Miki Nakajima1, Jeremy Atkins1, Jacob B. Simon2, and Alice C. Quillen1
Miki Nakajima et al.
  • 1University of Rochester, Rochester, United States of America (
  • 2Iowa State University, Ames, Iowa, United States of America
  • The Apollo lunar samples reveal that Earth and the Moon have strikingly similar isotopic ratios, suggesting that these bodies may share the same source materials. This leads to the "standard" giant impact hypothesis, suggesting the Moon formed from a partially vaporized disk that was generated by an impact between the proto-Earth and a Mars-sized impactor. This disk would have had high temperature (~ 4000 K) and vapor mass fraction of ~20 wt %. However, impact simulations indicate that this model does not mix the two bodies well, making it challenging to explain the isotopic similarity.
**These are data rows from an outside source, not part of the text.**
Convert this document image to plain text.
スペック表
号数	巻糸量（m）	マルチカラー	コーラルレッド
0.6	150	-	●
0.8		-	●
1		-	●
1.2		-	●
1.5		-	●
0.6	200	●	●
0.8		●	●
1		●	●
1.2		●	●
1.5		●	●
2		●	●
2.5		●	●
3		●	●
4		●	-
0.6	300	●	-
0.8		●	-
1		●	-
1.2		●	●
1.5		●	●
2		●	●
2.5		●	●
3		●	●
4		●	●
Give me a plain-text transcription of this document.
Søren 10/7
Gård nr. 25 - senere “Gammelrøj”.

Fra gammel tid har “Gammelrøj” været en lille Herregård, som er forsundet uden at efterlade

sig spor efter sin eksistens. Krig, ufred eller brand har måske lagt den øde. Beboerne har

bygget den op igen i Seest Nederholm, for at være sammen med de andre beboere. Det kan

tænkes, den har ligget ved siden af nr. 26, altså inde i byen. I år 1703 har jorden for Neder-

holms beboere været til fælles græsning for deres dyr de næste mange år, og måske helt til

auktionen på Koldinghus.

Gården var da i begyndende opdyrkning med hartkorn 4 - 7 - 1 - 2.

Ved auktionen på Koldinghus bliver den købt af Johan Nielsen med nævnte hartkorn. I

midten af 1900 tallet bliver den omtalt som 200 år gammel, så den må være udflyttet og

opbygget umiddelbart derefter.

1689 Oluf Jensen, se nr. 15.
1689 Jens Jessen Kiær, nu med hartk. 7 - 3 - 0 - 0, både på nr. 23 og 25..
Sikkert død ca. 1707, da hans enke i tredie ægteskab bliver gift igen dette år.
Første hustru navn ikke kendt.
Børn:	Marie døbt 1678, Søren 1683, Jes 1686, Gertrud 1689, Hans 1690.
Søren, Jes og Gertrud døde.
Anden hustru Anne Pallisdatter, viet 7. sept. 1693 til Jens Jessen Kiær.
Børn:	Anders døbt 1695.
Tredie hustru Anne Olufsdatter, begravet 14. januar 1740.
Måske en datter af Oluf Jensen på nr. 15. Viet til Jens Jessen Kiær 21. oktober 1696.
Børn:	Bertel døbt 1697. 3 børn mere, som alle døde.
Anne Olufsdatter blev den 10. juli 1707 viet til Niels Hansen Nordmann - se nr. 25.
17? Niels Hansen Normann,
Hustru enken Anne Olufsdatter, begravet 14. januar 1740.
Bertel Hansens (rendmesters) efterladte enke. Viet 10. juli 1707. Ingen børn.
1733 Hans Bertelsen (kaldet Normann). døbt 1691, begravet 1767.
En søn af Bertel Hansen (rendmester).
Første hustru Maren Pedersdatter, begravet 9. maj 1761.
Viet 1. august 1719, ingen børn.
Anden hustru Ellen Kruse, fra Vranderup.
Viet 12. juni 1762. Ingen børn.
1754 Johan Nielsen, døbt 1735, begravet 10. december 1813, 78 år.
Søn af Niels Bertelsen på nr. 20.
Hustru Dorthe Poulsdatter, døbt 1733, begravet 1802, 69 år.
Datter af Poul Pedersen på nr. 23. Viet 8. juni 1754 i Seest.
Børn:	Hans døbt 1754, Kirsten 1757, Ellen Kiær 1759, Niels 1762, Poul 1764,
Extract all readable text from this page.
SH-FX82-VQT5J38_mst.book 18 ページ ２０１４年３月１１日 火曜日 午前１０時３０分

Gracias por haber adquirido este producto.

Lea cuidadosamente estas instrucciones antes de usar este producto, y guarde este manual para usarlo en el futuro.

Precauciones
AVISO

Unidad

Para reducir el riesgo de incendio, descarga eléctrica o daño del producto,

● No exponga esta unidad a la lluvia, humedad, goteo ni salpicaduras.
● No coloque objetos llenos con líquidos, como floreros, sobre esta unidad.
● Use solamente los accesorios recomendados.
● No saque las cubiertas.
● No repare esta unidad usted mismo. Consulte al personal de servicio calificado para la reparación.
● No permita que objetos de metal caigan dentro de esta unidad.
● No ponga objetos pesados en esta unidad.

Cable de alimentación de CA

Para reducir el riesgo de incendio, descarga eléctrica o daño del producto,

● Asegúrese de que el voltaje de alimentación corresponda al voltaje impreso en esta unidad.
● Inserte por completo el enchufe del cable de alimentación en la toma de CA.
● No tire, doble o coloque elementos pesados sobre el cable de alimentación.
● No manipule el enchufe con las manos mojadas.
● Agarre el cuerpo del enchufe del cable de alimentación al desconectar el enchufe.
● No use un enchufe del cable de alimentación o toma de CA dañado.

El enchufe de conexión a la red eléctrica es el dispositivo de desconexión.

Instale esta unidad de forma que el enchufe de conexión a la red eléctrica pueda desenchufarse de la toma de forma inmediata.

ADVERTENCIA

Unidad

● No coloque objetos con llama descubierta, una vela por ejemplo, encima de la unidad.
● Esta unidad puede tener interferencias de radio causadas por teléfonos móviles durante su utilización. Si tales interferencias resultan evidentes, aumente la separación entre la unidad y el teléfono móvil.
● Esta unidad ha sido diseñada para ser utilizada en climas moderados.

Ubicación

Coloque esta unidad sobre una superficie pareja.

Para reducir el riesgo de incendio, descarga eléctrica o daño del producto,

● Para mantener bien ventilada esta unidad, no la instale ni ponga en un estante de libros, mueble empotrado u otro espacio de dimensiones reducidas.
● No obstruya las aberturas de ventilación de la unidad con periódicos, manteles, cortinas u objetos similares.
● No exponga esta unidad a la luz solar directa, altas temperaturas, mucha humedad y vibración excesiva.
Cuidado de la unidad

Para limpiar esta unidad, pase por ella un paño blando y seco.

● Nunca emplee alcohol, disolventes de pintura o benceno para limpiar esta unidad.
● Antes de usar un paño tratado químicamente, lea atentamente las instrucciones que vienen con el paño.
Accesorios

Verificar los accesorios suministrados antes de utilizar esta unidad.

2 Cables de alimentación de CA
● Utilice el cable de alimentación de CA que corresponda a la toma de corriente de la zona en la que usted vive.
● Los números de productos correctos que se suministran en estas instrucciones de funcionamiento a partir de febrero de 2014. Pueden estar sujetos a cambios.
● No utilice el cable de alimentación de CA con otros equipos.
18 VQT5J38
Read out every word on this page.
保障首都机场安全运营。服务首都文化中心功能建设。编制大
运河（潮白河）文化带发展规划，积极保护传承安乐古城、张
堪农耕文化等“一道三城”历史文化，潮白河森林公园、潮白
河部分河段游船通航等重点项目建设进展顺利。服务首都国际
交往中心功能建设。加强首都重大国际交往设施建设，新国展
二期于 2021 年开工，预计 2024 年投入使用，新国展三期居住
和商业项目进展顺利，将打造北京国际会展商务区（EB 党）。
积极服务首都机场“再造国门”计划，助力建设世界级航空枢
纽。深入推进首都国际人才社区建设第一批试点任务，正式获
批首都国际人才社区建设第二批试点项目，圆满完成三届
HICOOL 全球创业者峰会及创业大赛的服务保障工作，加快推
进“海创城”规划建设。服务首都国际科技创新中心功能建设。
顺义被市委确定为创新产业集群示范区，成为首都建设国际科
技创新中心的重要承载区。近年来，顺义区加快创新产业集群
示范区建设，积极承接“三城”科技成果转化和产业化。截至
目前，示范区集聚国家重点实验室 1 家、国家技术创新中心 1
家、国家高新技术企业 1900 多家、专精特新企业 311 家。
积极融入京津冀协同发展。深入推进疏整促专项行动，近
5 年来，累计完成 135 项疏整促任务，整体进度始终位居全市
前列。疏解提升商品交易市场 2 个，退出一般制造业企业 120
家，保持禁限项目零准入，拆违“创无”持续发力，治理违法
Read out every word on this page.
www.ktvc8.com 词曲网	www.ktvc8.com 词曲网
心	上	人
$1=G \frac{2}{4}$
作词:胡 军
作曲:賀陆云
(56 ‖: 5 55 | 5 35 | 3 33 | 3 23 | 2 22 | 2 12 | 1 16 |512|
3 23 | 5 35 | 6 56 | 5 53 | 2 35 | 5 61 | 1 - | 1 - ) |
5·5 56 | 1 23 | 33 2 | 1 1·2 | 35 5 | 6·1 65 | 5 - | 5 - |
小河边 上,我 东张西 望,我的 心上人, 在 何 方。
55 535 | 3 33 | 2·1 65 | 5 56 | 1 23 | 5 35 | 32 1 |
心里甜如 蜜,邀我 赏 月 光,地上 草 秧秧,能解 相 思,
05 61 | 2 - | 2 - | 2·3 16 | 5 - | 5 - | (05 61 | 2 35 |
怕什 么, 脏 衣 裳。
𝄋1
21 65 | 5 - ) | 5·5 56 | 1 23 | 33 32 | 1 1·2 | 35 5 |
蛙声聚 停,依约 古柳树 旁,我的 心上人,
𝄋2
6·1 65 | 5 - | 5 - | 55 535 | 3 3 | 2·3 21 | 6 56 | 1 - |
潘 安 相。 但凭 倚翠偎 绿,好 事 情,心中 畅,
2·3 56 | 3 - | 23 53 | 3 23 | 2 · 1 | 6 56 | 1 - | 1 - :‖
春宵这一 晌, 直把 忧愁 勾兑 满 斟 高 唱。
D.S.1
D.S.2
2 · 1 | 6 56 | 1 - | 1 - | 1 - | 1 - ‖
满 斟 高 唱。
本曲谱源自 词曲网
In contrast, more energetic impacts, such as a collision between two half Earth-sized objects, could mix the two bodies well, naturally solving the problem. These impacts would produce much higher disk temperatures (6000-7000K) and higher vapor mass fractions (~80-90 wt%). These energetic models, however, may have a challenge during the Moon accretion phase. Our analyses suggest that km-sized moonlets, which are building blocks of the Moon, would experience strong gas drag from the vapor portion of the disk and fall onto Earth on a very short timescale. This problem could be avoided if large moonlets (>1000 km) form very quickly by the process called streaming instability, which is a large clump formation mechanism due to spontaneous concentration of dust particles followed by gravitational collapse. We investigate this possibility by conducting numerical simulations with the code called Athena. Our 2D and 3D hydrodynamic simulations show that moonlet formation by streaming instability is possible in the Moon-forming disk, but their maximum size is approximately 50 km, which is not large enough to avoid the strong gas drag. This result supports the Moon formation models that produce vapor-poor disks, such as the standard model. We will further discuss implications for moons in the solar system and extrasolar systems (exomoons). 

How to cite: Nakajima, M., Atkins, J., Simon, J. B., and Quillen, A. C.: Moon Formation via Streaming Instability, EGU General Assembly 2022, Vienna, Austria, 23–27 May 2022, EGU22-3311,, 2022.